La mort est devenue abominable. Les cérémonies des funérailles ont été allégées. De moins en moins de nos concitoyens se rendent au cimetière. En pleine expansion pour des raisons psychologiques mais aussi souvent économiques, l’incinération est aussi un moyen d’échapper au culte des morts.

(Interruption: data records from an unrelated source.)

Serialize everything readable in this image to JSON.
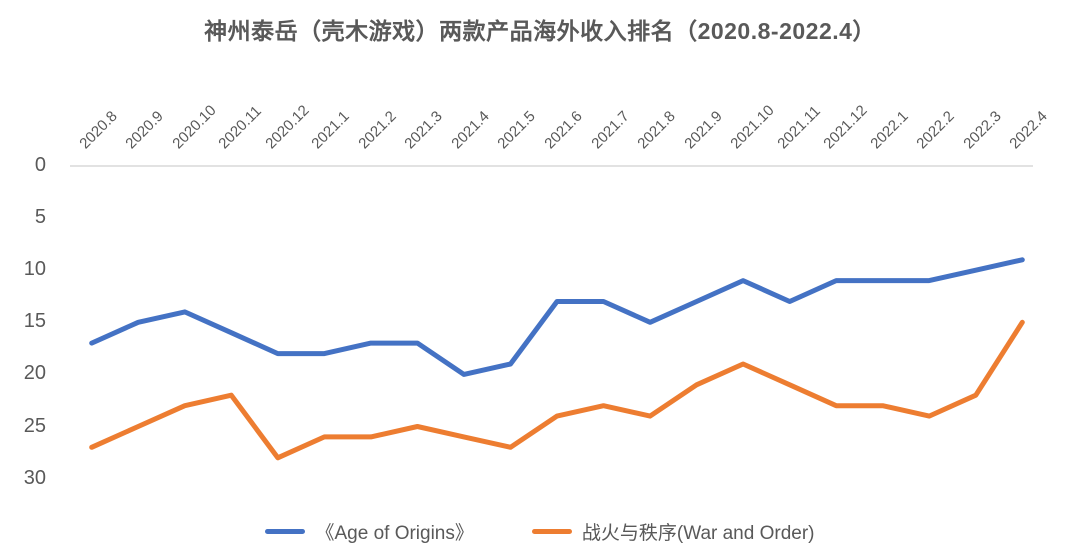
{
  "chart_data": {
    "type": "line",
    "title": "神州泰岳（壳木游戏）两款产品海外收入排名（2020.8-2022.4）",
    "categories": [
      "2020.8",
      "2020.9",
      "2020.10",
      "2020.11",
      "2020.12",
      "2021.1",
      "2021.2",
      "2021.3",
      "2021.4",
      "2021.5",
      "2021.6",
      "2021.7",
      "2021.8",
      "2021.9",
      "2021.10",
      "2021.11",
      "2021.12",
      "2022.1",
      "2022.2",
      "2022.3",
      "2022.4"
    ],
    "series": [
      {
        "name": "《Age of Origins》",
        "color": "#4472C4",
        "values": [
          17,
          15,
          14,
          16,
          18,
          18,
          17,
          17,
          20,
          19,
          13,
          13,
          15,
          13,
          11,
          13,
          11,
          11,
          11,
          10,
          9
        ]
      },
      {
        "name": "战火与秩序(War and Order)",
        "color": "#ED7D31",
        "values": [
          27,
          25,
          23,
          22,
          28,
          26,
          26,
          25,
          26,
          27,
          24,
          23,
          24,
          21,
          19,
          21,
          23,
          23,
          24,
          22,
          15
        ]
      }
    ],
    "y_axis": {
      "ticks": [
        0,
        5,
        10,
        15,
        20,
        25,
        30
      ],
      "min": 0,
      "max": 30,
      "reversed": true,
      "label_color": "#595959"
    },
    "x_axis": {
      "position": "top",
      "label_rotation_deg": 45,
      "label_color": "#595959"
    },
    "grid": false,
    "axis_line_color": "#D9D9D9",
    "background_color": "#FFFFFF",
    "legend_position": "bottom"
  }
}
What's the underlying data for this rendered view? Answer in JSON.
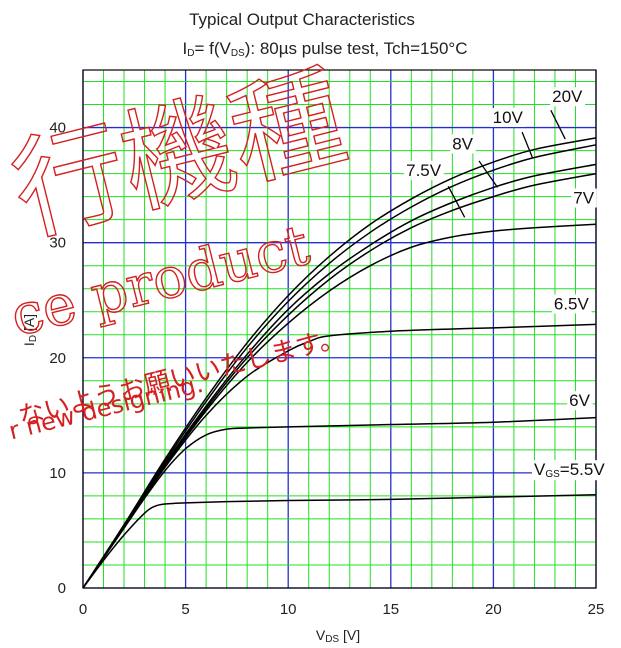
{
  "chart_data": {
    "type": "line",
    "title_line1": "Typical Output Characteristics",
    "title_line2": "I<sub>D</sub>= f(V<sub>DS</sub>): 80µs pulse test, Tch=150°C",
    "title_line2_parts": [
      "I",
      "D",
      "= f(V",
      "DS",
      "): 80µs pulse test, Tch=150°C"
    ],
    "xlabel_parts": [
      "V",
      "DS",
      " [V]"
    ],
    "ylabel_parts": [
      "I",
      "D",
      " [A]"
    ],
    "xlim": [
      0,
      25
    ],
    "ylim": [
      0,
      45
    ],
    "x_ticks": [
      0,
      5,
      10,
      15,
      20,
      25
    ],
    "y_ticks": [
      0,
      10,
      20,
      30,
      40
    ],
    "grid": true,
    "series": [
      {
        "name": "VGS=5.5V",
        "label": "V<sub>GS</sub>=5.5V",
        "x": [
          0,
          1,
          2,
          3,
          3.5,
          4,
          5,
          7,
          10,
          15,
          20,
          25
        ],
        "y": [
          0,
          2.4,
          4.6,
          6.5,
          7.1,
          7.3,
          7.4,
          7.5,
          7.6,
          7.7,
          7.9,
          8.1
        ]
      },
      {
        "name": "6V",
        "label": "6V",
        "x": [
          0,
          1,
          2,
          3,
          4,
          5,
          6,
          7,
          8,
          10,
          15,
          20,
          25
        ],
        "y": [
          0,
          2.6,
          5.2,
          7.8,
          10.2,
          12.1,
          13.3,
          13.8,
          13.9,
          14.0,
          14.2,
          14.4,
          14.8
        ]
      },
      {
        "name": "6.5V",
        "label": "6.5V",
        "x": [
          0,
          2,
          4,
          6,
          8,
          10,
          11,
          12,
          15,
          18,
          20,
          25
        ],
        "y": [
          0,
          5.3,
          10.5,
          15.0,
          18.4,
          20.6,
          21.4,
          21.9,
          22.3,
          22.5,
          22.6,
          22.9
        ]
      },
      {
        "name": "7V",
        "label": "7V",
        "x": [
          0,
          2,
          4,
          6,
          8,
          10,
          12,
          14,
          16,
          18,
          20,
          22,
          25
        ],
        "y": [
          0,
          5.3,
          10.6,
          15.4,
          19.6,
          23.0,
          25.8,
          28.0,
          29.6,
          30.5,
          31.0,
          31.3,
          31.6
        ]
      },
      {
        "name": "7.5V",
        "label": "7.5V",
        "x": [
          0,
          2,
          4,
          6,
          8,
          10,
          12,
          14,
          16,
          18,
          20,
          22,
          25
        ],
        "y": [
          0,
          5.3,
          10.7,
          15.6,
          20.0,
          23.7,
          26.8,
          29.3,
          31.3,
          32.8,
          34.0,
          35.0,
          36.0
        ]
      },
      {
        "name": "8V",
        "label": "8V",
        "x": [
          0,
          2,
          4,
          6,
          8,
          10,
          12,
          14,
          16,
          18,
          20,
          22,
          25
        ],
        "y": [
          0,
          5.3,
          10.8,
          15.8,
          20.3,
          24.2,
          27.3,
          29.8,
          31.9,
          33.5,
          34.8,
          35.8,
          36.8
        ]
      },
      {
        "name": "10V",
        "label": "10V",
        "x": [
          0,
          2,
          4,
          6,
          8,
          10,
          12,
          14,
          16,
          18,
          20,
          22,
          25
        ],
        "y": [
          0,
          5.4,
          11.0,
          16.2,
          20.9,
          24.9,
          28.2,
          30.9,
          33.1,
          34.9,
          36.3,
          37.4,
          38.5
        ]
      },
      {
        "name": "20V",
        "label": "20V",
        "x": [
          0,
          2,
          4,
          6,
          8,
          10,
          12,
          14,
          16,
          18,
          20,
          22,
          25
        ],
        "y": [
          0,
          5.5,
          11.2,
          16.5,
          21.3,
          25.4,
          28.8,
          31.6,
          33.8,
          35.6,
          37.0,
          38.1,
          39.1
        ]
      }
    ],
    "label_positions": [
      {
        "series": "VGS=5.5V",
        "text_parts": [
          "V",
          "GS",
          "=5.5V"
        ],
        "x": 23.7,
        "y": 9.8,
        "leader": null
      },
      {
        "series": "6V",
        "text_parts": [
          "6V"
        ],
        "x": 24.2,
        "y": 15.8,
        "leader": null
      },
      {
        "series": "6.5V",
        "text_parts": [
          "6.5V"
        ],
        "x": 23.8,
        "y": 24.2,
        "leader": null
      },
      {
        "series": "7V",
        "text_parts": [
          "7V"
        ],
        "x": 24.4,
        "y": 33.4,
        "leader": null
      },
      {
        "series": "7.5V",
        "text_parts": [
          "7.5V"
        ],
        "x": 16.6,
        "y": 35.8,
        "leader": [
          17.8,
          34.9,
          18.6,
          32.2
        ]
      },
      {
        "series": "8V",
        "text_parts": [
          "8V"
        ],
        "x": 18.5,
        "y": 38.1,
        "leader": [
          19.3,
          37.1,
          20.2,
          34.8
        ]
      },
      {
        "series": "10V",
        "text_parts": [
          "10V"
        ],
        "x": 20.7,
        "y": 40.4,
        "leader": [
          21.4,
          39.6,
          21.9,
          37.4
        ]
      },
      {
        "series": "20V",
        "text_parts": [
          "20V"
        ],
        "x": 23.6,
        "y": 42.2,
        "leader": [
          22.8,
          41.5,
          23.5,
          39.0
        ]
      }
    ],
    "colors": {
      "minor_grid": "#22e022",
      "major_grid": "#2030d0",
      "curve": "#000000",
      "frame": "#000000",
      "watermark": "#d42020",
      "background": "#ffffff"
    },
    "watermark_texts": [
      "行機種",
      "ce product",
      "ないようお願いいたします。",
      "r new designing."
    ]
  }
}
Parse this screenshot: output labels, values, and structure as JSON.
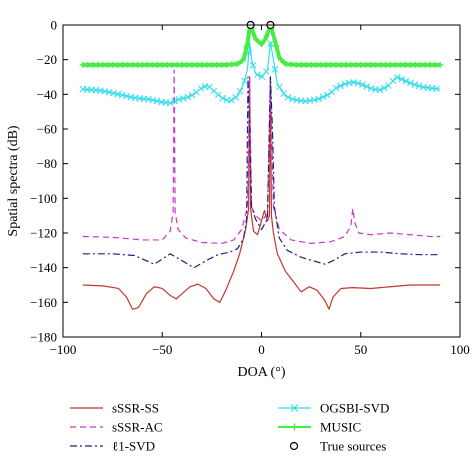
{
  "chart_data": {
    "type": "line",
    "title": "",
    "xlabel": "DOA (°)",
    "ylabel": "Spatial spectra (dB)",
    "xlim": [
      -100,
      100
    ],
    "ylim": [
      -180,
      0
    ],
    "xticks": [
      -100,
      -50,
      0,
      50,
      100
    ],
    "yticks": [
      0,
      -20,
      -40,
      -60,
      -80,
      -100,
      -120,
      -140,
      -160,
      -180
    ],
    "xtick_labels": [
      "−100",
      "−50",
      "0",
      "50",
      "100"
    ],
    "ytick_labels": [
      "0",
      "−20",
      "−40",
      "−60",
      "−80",
      "−100",
      "−120",
      "−140",
      "−160",
      "−180"
    ],
    "grid": false,
    "legend_position": "below",
    "series": [
      {
        "name": "sSSR-SS",
        "color": "#c0392b",
        "style": "solid",
        "points": [
          [
            -90,
            -150
          ],
          [
            -80,
            -150.5
          ],
          [
            -72,
            -152
          ],
          [
            -68,
            -157
          ],
          [
            -65,
            -164
          ],
          [
            -62,
            -163
          ],
          [
            -58,
            -155
          ],
          [
            -54,
            -151
          ],
          [
            -50,
            -152
          ],
          [
            -46,
            -156
          ],
          [
            -43,
            -158
          ],
          [
            -40,
            -155
          ],
          [
            -36,
            -151
          ],
          [
            -32,
            -149.5
          ],
          [
            -28,
            -152
          ],
          [
            -24,
            -158
          ],
          [
            -21,
            -160
          ],
          [
            -18,
            -153
          ],
          [
            -14,
            -142
          ],
          [
            -11,
            -132
          ],
          [
            -8,
            -118
          ],
          [
            -6.5,
            -106
          ],
          [
            -6,
            -30
          ],
          [
            -5.5,
            -106
          ],
          [
            -4,
            -119
          ],
          [
            -2,
            -121
          ],
          [
            0,
            -113
          ],
          [
            1.5,
            -107
          ],
          [
            3,
            -113
          ],
          [
            4,
            -110
          ],
          [
            4.5,
            -30
          ],
          [
            5,
            -110
          ],
          [
            6,
            -120
          ],
          [
            8,
            -132
          ],
          [
            12,
            -142
          ],
          [
            16,
            -148
          ],
          [
            20,
            -154
          ],
          [
            24,
            -151
          ],
          [
            28,
            -153
          ],
          [
            32,
            -159
          ],
          [
            34,
            -164
          ],
          [
            36,
            -157
          ],
          [
            40,
            -152
          ],
          [
            46,
            -151.5
          ],
          [
            55,
            -152
          ],
          [
            65,
            -151
          ],
          [
            75,
            -150
          ],
          [
            85,
            -150
          ],
          [
            90,
            -150
          ]
        ]
      },
      {
        "name": "sSSR-AC",
        "color": "#cc33cc",
        "style": "dashed",
        "points": [
          [
            -90,
            -122
          ],
          [
            -75,
            -122.5
          ],
          [
            -60,
            -124
          ],
          [
            -50,
            -124
          ],
          [
            -46,
            -119
          ],
          [
            -44.5,
            -108
          ],
          [
            -44,
            -26
          ],
          [
            -43.5,
            -108
          ],
          [
            -42,
            -118
          ],
          [
            -38,
            -123
          ],
          [
            -30,
            -125.5
          ],
          [
            -20,
            -126
          ],
          [
            -14,
            -124
          ],
          [
            -10,
            -118
          ],
          [
            -7,
            -105
          ],
          [
            -6,
            -30
          ],
          [
            -5,
            -105
          ],
          [
            -3,
            -110
          ],
          [
            0,
            -113
          ],
          [
            3,
            -109
          ],
          [
            4.5,
            -30
          ],
          [
            6,
            -105
          ],
          [
            9,
            -118
          ],
          [
            15,
            -124
          ],
          [
            25,
            -126
          ],
          [
            35,
            -125
          ],
          [
            42,
            -122
          ],
          [
            45,
            -116
          ],
          [
            46,
            -106
          ],
          [
            47,
            -114
          ],
          [
            49,
            -120
          ],
          [
            55,
            -121
          ],
          [
            65,
            -120
          ],
          [
            75,
            -121
          ],
          [
            85,
            -122
          ],
          [
            90,
            -122
          ]
        ]
      },
      {
        "name": "ℓ1-SVD",
        "color": "#1a237e",
        "style": "dashdot",
        "points": [
          [
            -90,
            -132
          ],
          [
            -75,
            -132
          ],
          [
            -64,
            -133
          ],
          [
            -58,
            -136
          ],
          [
            -54,
            -138
          ],
          [
            -50,
            -135
          ],
          [
            -46,
            -132
          ],
          [
            -40,
            -136
          ],
          [
            -34,
            -140
          ],
          [
            -28,
            -136
          ],
          [
            -22,
            -132.5
          ],
          [
            -16,
            -131
          ],
          [
            -12,
            -129
          ],
          [
            -9,
            -123
          ],
          [
            -7.5,
            -112
          ],
          [
            -6.8,
            -30
          ],
          [
            -6,
            -60
          ],
          [
            -5,
            -105
          ],
          [
            -3,
            -112
          ],
          [
            0,
            -118
          ],
          [
            3,
            -112
          ],
          [
            4.5,
            -30
          ],
          [
            5.5,
            -60
          ],
          [
            6.5,
            -105
          ],
          [
            9,
            -123
          ],
          [
            13,
            -130
          ],
          [
            20,
            -134
          ],
          [
            26,
            -136
          ],
          [
            32,
            -138
          ],
          [
            36,
            -136
          ],
          [
            42,
            -132
          ],
          [
            50,
            -131
          ],
          [
            60,
            -131
          ],
          [
            70,
            -132
          ],
          [
            80,
            -132.5
          ],
          [
            90,
            -132.5
          ]
        ]
      },
      {
        "name": "OGSBI-SVD",
        "color": "#33ddee",
        "style": "solid-x",
        "points": [
          [
            -90,
            -37
          ],
          [
            -80,
            -38
          ],
          [
            -72,
            -40
          ],
          [
            -64,
            -42
          ],
          [
            -56,
            -43
          ],
          [
            -50,
            -44.5
          ],
          [
            -46,
            -45
          ],
          [
            -42,
            -43
          ],
          [
            -38,
            -42
          ],
          [
            -34,
            -40
          ],
          [
            -30,
            -36
          ],
          [
            -27,
            -35
          ],
          [
            -24,
            -38
          ],
          [
            -20,
            -42
          ],
          [
            -16,
            -44
          ],
          [
            -12,
            -41
          ],
          [
            -9,
            -34
          ],
          [
            -7,
            -25
          ],
          [
            -6,
            -10
          ],
          [
            -5,
            -20
          ],
          [
            -3,
            -28
          ],
          [
            0,
            -30
          ],
          [
            3,
            -26
          ],
          [
            4.5,
            -10
          ],
          [
            6,
            -20
          ],
          [
            8,
            -34
          ],
          [
            12,
            -41
          ],
          [
            16,
            -43
          ],
          [
            22,
            -44
          ],
          [
            28,
            -43
          ],
          [
            34,
            -40
          ],
          [
            38,
            -36
          ],
          [
            42,
            -34
          ],
          [
            46,
            -33
          ],
          [
            50,
            -34
          ],
          [
            56,
            -37
          ],
          [
            60,
            -37.5
          ],
          [
            64,
            -35
          ],
          [
            68,
            -30
          ],
          [
            72,
            -32
          ],
          [
            76,
            -34
          ],
          [
            82,
            -36
          ],
          [
            90,
            -37
          ]
        ]
      },
      {
        "name": "MUSIC",
        "color": "#44ee44",
        "style": "solid-plus",
        "points": [
          [
            -90,
            -23
          ],
          [
            -70,
            -23
          ],
          [
            -50,
            -23
          ],
          [
            -30,
            -23
          ],
          [
            -18,
            -23
          ],
          [
            -12,
            -22.5
          ],
          [
            -9,
            -20
          ],
          [
            -7,
            -10
          ],
          [
            -6,
            -2
          ],
          [
            -5,
            -2
          ],
          [
            -3,
            -8
          ],
          [
            0,
            -11
          ],
          [
            2,
            -8
          ],
          [
            4,
            -2
          ],
          [
            5,
            -2
          ],
          [
            7,
            -10
          ],
          [
            9,
            -19
          ],
          [
            12,
            -22.5
          ],
          [
            18,
            -23
          ],
          [
            30,
            -23
          ],
          [
            50,
            -23
          ],
          [
            70,
            -23
          ],
          [
            90,
            -23
          ]
        ]
      },
      {
        "name": "True sources",
        "color": "#000000",
        "style": "marker-circle",
        "points": [
          [
            -5.5,
            0
          ],
          [
            4.5,
            0
          ]
        ]
      }
    ]
  }
}
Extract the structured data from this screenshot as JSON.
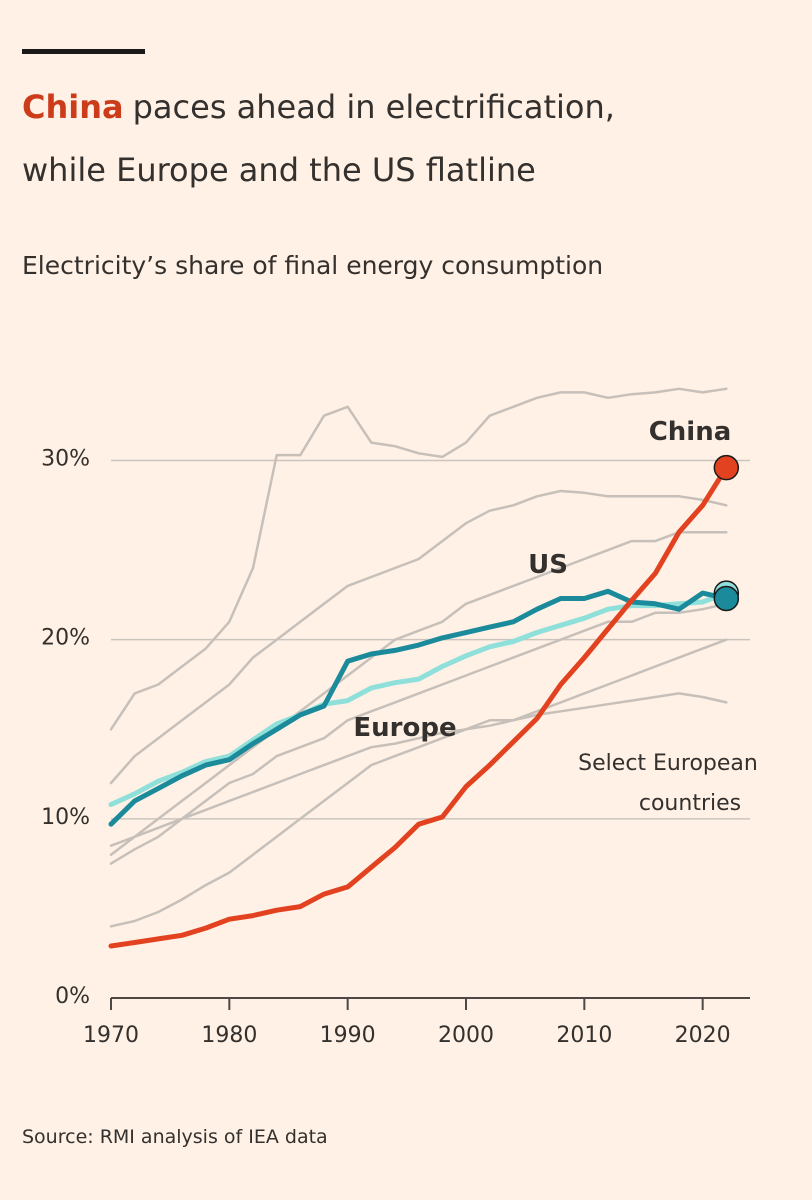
{
  "chart_data": {
    "type": "line",
    "title_highlight": "China",
    "title": [
      "paces ahead in electrification,",
      "while Europe and the US flatline"
    ],
    "subtitle": "Electricity’s share of final energy consumption",
    "source": "Source: RMI analysis of IEA data",
    "gray_label": [
      "Select European",
      "countries"
    ],
    "x": [
      1970,
      1972,
      1974,
      1976,
      1978,
      1980,
      1982,
      1984,
      1986,
      1988,
      1990,
      1992,
      1994,
      1996,
      1998,
      2000,
      2002,
      2004,
      2006,
      2008,
      2010,
      2012,
      2014,
      2016,
      2018,
      2020,
      2022
    ],
    "xlim": [
      1970,
      2024
    ],
    "xticks": [
      1970,
      1980,
      1990,
      2000,
      2010,
      2020
    ],
    "ylim": [
      0,
      36
    ],
    "yticks": [
      {
        "value": 0,
        "label": "0%"
      },
      {
        "value": 10,
        "label": "10%"
      },
      {
        "value": 20,
        "label": "20%"
      },
      {
        "value": 30,
        "label": "30%"
      }
    ],
    "grid": true,
    "gray_color": "#c7c0ba",
    "gray_series": [
      [
        15,
        17,
        17.5,
        18.5,
        19.5,
        21,
        24,
        30.3,
        30.3,
        32.5,
        33,
        31,
        30.8,
        30.4,
        30.2,
        31,
        32.5,
        33,
        33.5,
        33.8,
        33.8,
        33.5,
        33.7,
        33.8,
        34,
        33.8,
        34
      ],
      [
        12,
        13.5,
        14.5,
        15.5,
        16.5,
        17.5,
        19,
        20,
        21,
        22,
        23,
        23.5,
        24,
        24.5,
        25.5,
        26.5,
        27.2,
        27.5,
        28,
        28.3,
        28.2,
        28,
        28,
        28,
        28,
        27.8,
        27.5
      ],
      [
        8,
        9,
        10,
        11,
        12,
        13,
        14,
        15,
        16,
        17,
        18,
        19,
        20,
        20.5,
        21,
        22,
        22.5,
        23,
        23.5,
        24,
        24.5,
        25,
        25.5,
        25.5,
        26,
        26,
        26
      ],
      [
        7.5,
        8.3,
        9,
        10,
        11,
        12,
        12.5,
        13.5,
        14,
        14.5,
        15.5,
        16,
        16.5,
        17,
        17.5,
        18,
        18.5,
        19,
        19.5,
        20,
        20.5,
        21,
        21,
        21.5,
        21.5,
        21.7,
        22
      ],
      [
        4,
        4.3,
        4.8,
        5.5,
        6.3,
        7,
        8,
        9,
        10,
        11,
        12,
        13,
        13.5,
        14,
        14.5,
        15,
        15.5,
        15.5,
        16,
        16.5,
        17,
        17.5,
        18,
        18.5,
        19,
        19.5,
        20
      ],
      [
        8.5,
        9,
        9.5,
        10,
        10.5,
        11,
        11.5,
        12,
        12.5,
        13,
        13.5,
        14,
        14.2,
        14.5,
        14.8,
        15,
        15.2,
        15.5,
        15.8,
        16,
        16.2,
        16.4,
        16.6,
        16.8,
        17,
        16.8,
        16.5
      ]
    ],
    "series": [
      {
        "name": "Europe",
        "color": "#8fe0da",
        "values": [
          10.8,
          11.4,
          12.1,
          12.6,
          13.2,
          13.5,
          14.4,
          15.3,
          15.8,
          16.4,
          16.6,
          17.3,
          17.6,
          17.8,
          18.5,
          19.1,
          19.6,
          19.9,
          20.4,
          20.8,
          21.2,
          21.7,
          21.9,
          21.9,
          22.0,
          22.1,
          22.6
        ]
      },
      {
        "name": "US",
        "color": "#1b8a9b",
        "values": [
          9.7,
          11.0,
          11.7,
          12.4,
          13.0,
          13.3,
          14.2,
          15.0,
          15.8,
          16.3,
          18.8,
          19.2,
          19.4,
          19.7,
          20.1,
          20.4,
          20.7,
          21.0,
          21.7,
          22.3,
          22.3,
          22.7,
          22.1,
          22.0,
          21.7,
          22.6,
          22.3
        ]
      },
      {
        "name": "China",
        "color": "#e2421f",
        "values": [
          2.9,
          3.1,
          3.3,
          3.5,
          3.9,
          4.4,
          4.6,
          4.9,
          5.1,
          5.8,
          6.2,
          7.3,
          8.4,
          9.7,
          10.1,
          11.8,
          13.0,
          14.3,
          15.6,
          17.5,
          19.0,
          20.6,
          22.2,
          23.7,
          26.0,
          27.5,
          29.6
        ]
      }
    ]
  }
}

Nous aspirons tous à la mort douce, apaisée sans souffrance, sans anxiété et dans la dignité. Mais la mort frappe injustement, tuant l’un sans le faire souffrir, précédée chez l’autre de douleurs prolongées et de moins en moins supportables. « La mort est un vêtement » a écrit Bernanos dans le troisième tableau du Dialogue des Carmélites mais on dirait parfois qu’au moment de la donner, le bon Dieu s’est trompé de mort comme au vestiaire on vous donne un habit pour un autre. Jusque dans les années 80, la douleur était un symptôme parmi d’autres, un signe utile pour le diagnostic, mais son soulagement n’était pas une priorité. Aujourd’hui, elle fait à juste titre l’objet d’un interdit social. Elle est d’autant plus inacceptable que le médecin dispose d’antalgiques puissants comme la morphine et ses dérivés capables de la soulager dans 80 à 90 % des cas. Le malade ne l’extériorise pas toujours et le médecin doit parfois la rechercher avant qu’elle n’enferme le patient dans le désespoir. Comme le rappelle Racine dans Andromaque : « la douleur qui se tait n’en est que plus funeste ».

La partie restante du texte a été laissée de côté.